Tuesday, 26 May 2009

Good ideas but once in power?


It is an easy thing to say when you are not in office and I agree with many of the sentiments of David Cameron's constitutional ideas in the Guardian this morning.

However how easy would it be for a new Prime Minister to take office and set in motion measures to effectively diminish his powers.

Cameron's piece contains measures that those who believe that our constitutional system is flawed will welcome.

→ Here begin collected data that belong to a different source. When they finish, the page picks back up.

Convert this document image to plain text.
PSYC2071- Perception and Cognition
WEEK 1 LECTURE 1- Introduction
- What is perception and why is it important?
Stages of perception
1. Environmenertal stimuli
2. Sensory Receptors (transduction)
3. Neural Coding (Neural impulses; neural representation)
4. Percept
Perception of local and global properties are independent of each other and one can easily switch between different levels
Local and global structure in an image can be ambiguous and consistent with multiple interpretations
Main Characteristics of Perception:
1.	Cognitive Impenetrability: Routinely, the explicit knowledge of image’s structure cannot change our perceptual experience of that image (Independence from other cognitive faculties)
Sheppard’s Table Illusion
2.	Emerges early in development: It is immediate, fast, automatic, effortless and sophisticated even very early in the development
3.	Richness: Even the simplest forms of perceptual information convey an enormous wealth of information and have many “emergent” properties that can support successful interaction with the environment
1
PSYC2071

I believe the central objective of the new politics we need should be a massive, sweeping, radical redistribution of power: from the state to citizens; from the government to parliament; from Whitehall to communities; from the EU to Britain; from judges to the people; from bureaucracy to democracy. Through decentralisation, transparency and accountability we must take power from the elite and hand it to the man and woman in the street.
he writes

His main thrust being the move from executive to Parliamentary power which swung radically the other way first under Mrs Thatcher and then under Tony Blair.

His choice of medium is interesting.The Guardian has been running a new politics for the last week or so opening a discussion on a new constitution and it is the chattering political classes that Cameron will need to win over.

Hats off for taking the initiative.Tony Blair tried to do the same in 1997 but quickly New Labour's constitutional reforms were lost in the mists of bureaucratic wranglings.

As I started the article,I shall finish it.Good ideas but once in power?